I draw the attention of the House to the community employment programs, which, incidentally, cost the Government more than $1 billion over a three-year period, where the implementation of the particular section of the Act is a clear example of the difficulties to be encountered in practice. All honourable members would be aware of the CEP's requirement that Aboriginals, migrants and disabled persons are special categories to be addressed for those seeking jobs in these programs. On occasions it has been very difficult to meet that criteria and quite often after the first stage of the program has been completed, it is virtually impossible to get a particular person in a specific category to meet the guidelines. If this procedure were extended to the work force in general I am of the view that it would be most difficult to implement the merit principle, especially when some established quotas or figures had been given to the various authorities.

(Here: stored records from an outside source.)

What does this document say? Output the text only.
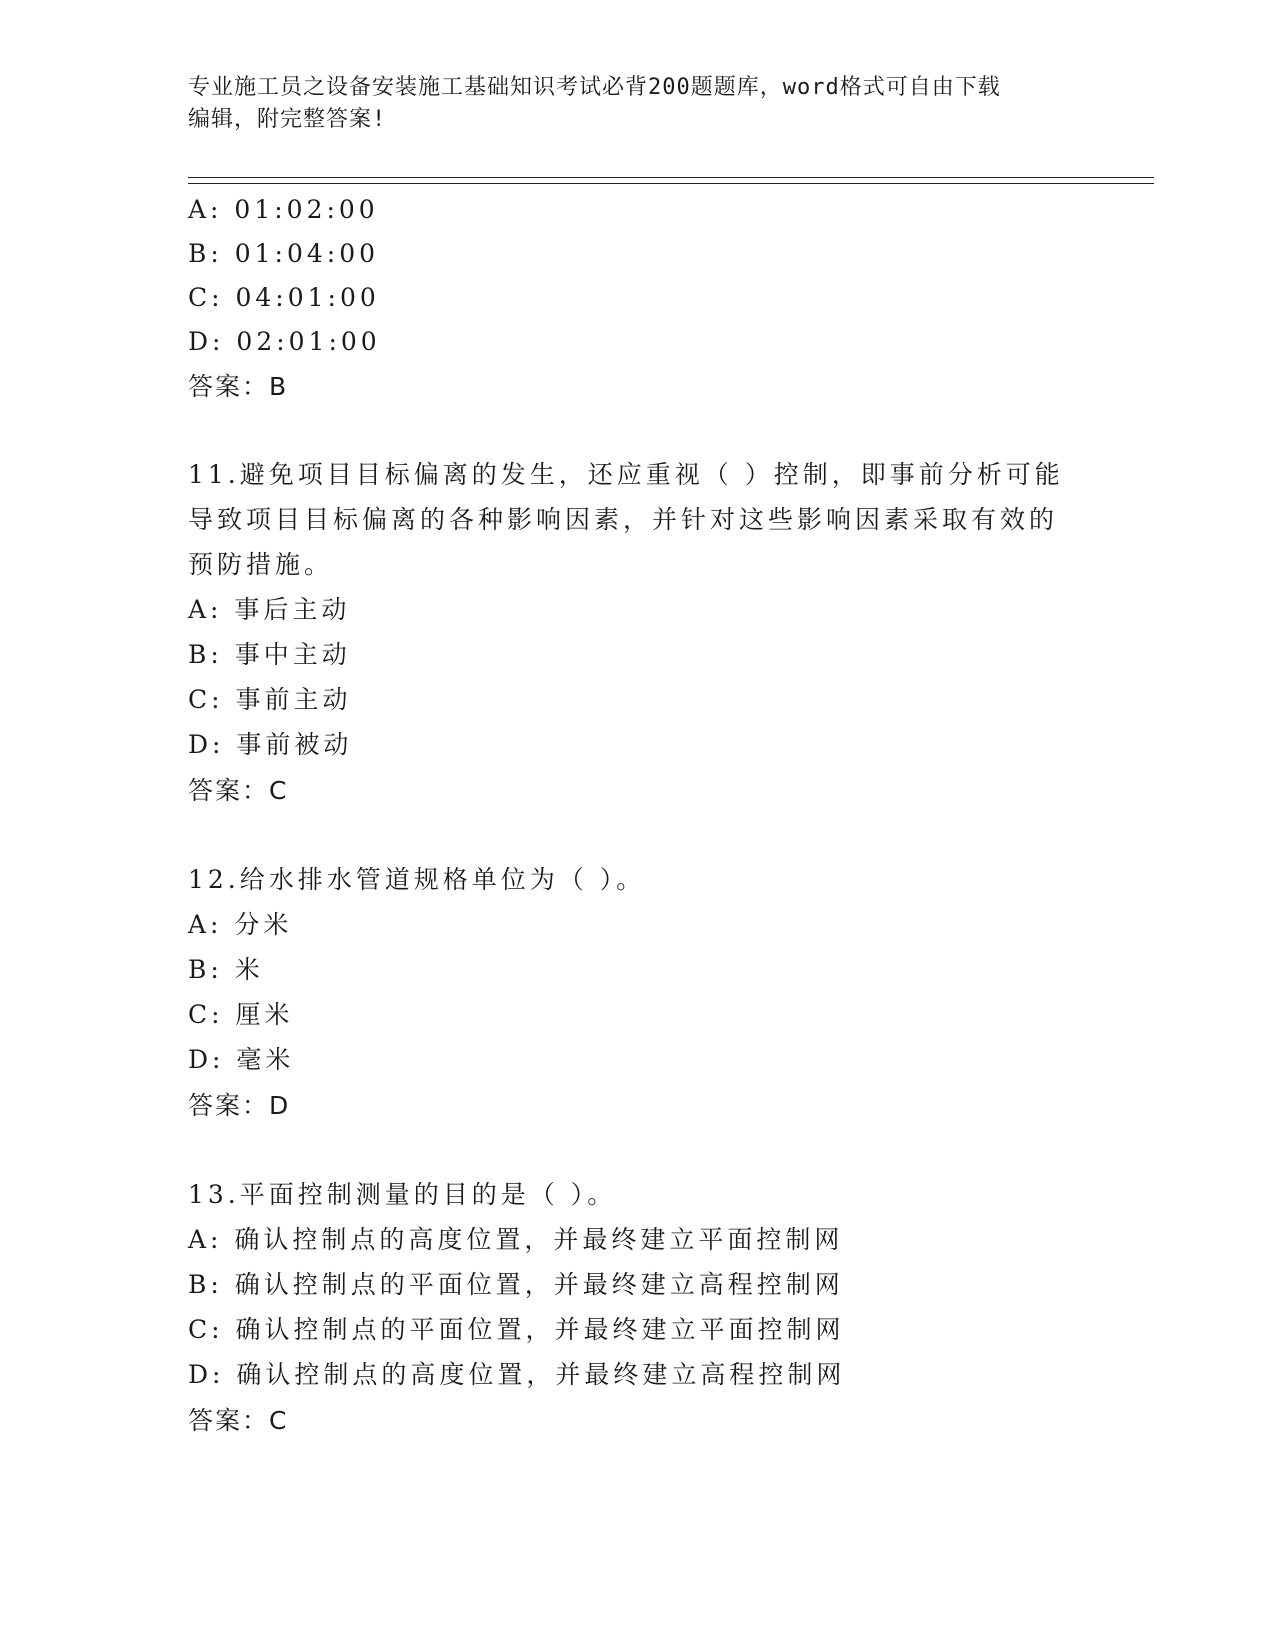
专业施工员之设备安装施工基础知识考试必背200题题库，word格式可自由下载
编辑，附完整答案!
A: 01:02:00
B: 01:04:00
C: 04:01:00
D: 02:01:00
答案：B
11.避免项目目标偏离的发生，还应重视（ ）控制，即事前分析可能
导致项目目标偏离的各种影响因素，并针对这些影响因素采取有效的
预防措施。
A: 事后主动
B: 事中主动
C: 事前主动
D: 事前被动
答案：C
12.给水排水管道规格单位为（ ）。
A: 分米
B: 米
C: 厘米
D: 毫米
答案：D
13.平面控制测量的目的是（ ）。
A: 确认控制点的高度位置，并最终建立平面控制网
B: 确认控制点的平面位置，并最终建立高程控制网
C: 确认控制点的平面位置，并最终建立平面控制网
D: 确认控制点的高度位置，并最终建立高程控制网
答案：C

There can be no doubt that the application of this Bill in statutory authorities would lead to number crunching in direct contradiction to the notion of equal opportunity and merit principle. Given the very nature of the regulated bureaucracy of statutory authorities under this Bill there would be a move from qualitative assessment of employees and candidates for promotion to a direct reliance on and leaning towards quantitative measurements. Whatever term is used, whether it is `goal', `target', `objective', or `forward estimate', they are all indistinguishable from a quota because of the well known interest and, some would say, obsession of statutory authorities and government bodies in statistical outcomes.

The setting of a target must necessarily result in the appointment of some applicants because of an attempt to reach an arbitrary quota rather than the application of criteria based upon the quality of candidates. The setting of a target, goal, objective or forward estimate without the presumption that it is to be met or approximated, such as is the case with the Affirmative Action (Equal Employment Opportunity for Women) Act 1986, is meaningless and wasteful because if that were the case the merit principle would serve. Clearly, the danger exists under the requirements of the Bill currently before the House that statutory authorities and their departments and sub-components will race to fill their forward estimates, either in an attempt to get a pat on the back or to avoid a perceived backlash which, I am afraid to say, is a very real possibility under the terms of the legislation. Whatever the motive, we will find that the merit principle will be thrown out the door.

I support the Opposition's position in rejecting this Bill because it is different from the previous Bill in substance and in thrust. I quote from a Press release by the Business Council of Australia on 19 February 1986 concerning affirmative action legislation. It states:

The Business Council believes strongly in programs to eradicate employment discrimination and pursue equal opportunity. Basic to this is the acceleration of attitudinal change in the community as a whole. We believe that programs mandated by government carry a high risk of attitudinal backlash, and make genuine reform more difficult. As a realistic and workable alternative, the private sector Council for Equal Employment Opportunity will contribute more effective and meaningful reform for the cause of women through genuine private sector commitment than externally imposed and consequently resented legislative requirements and official surveillance.

Further, the Business Council believes that the approach being taken under the legislation, regardless of its stated intent, could have the effect of positive discrimination in favour of women, thus challenging the notion that all employees should be treated as individuals according to their skills, qualifications, aptitudes and potential without regard to gender. Compliance with legislation and the requirement to justify performance in quantitative terms to a specialised agency can easily become a numbers game rather than promoting qualitative change through a genuine commitment to the ideals of equal employment opportunity for women. This is not in the longer term interests of women or of business efficiency objectives.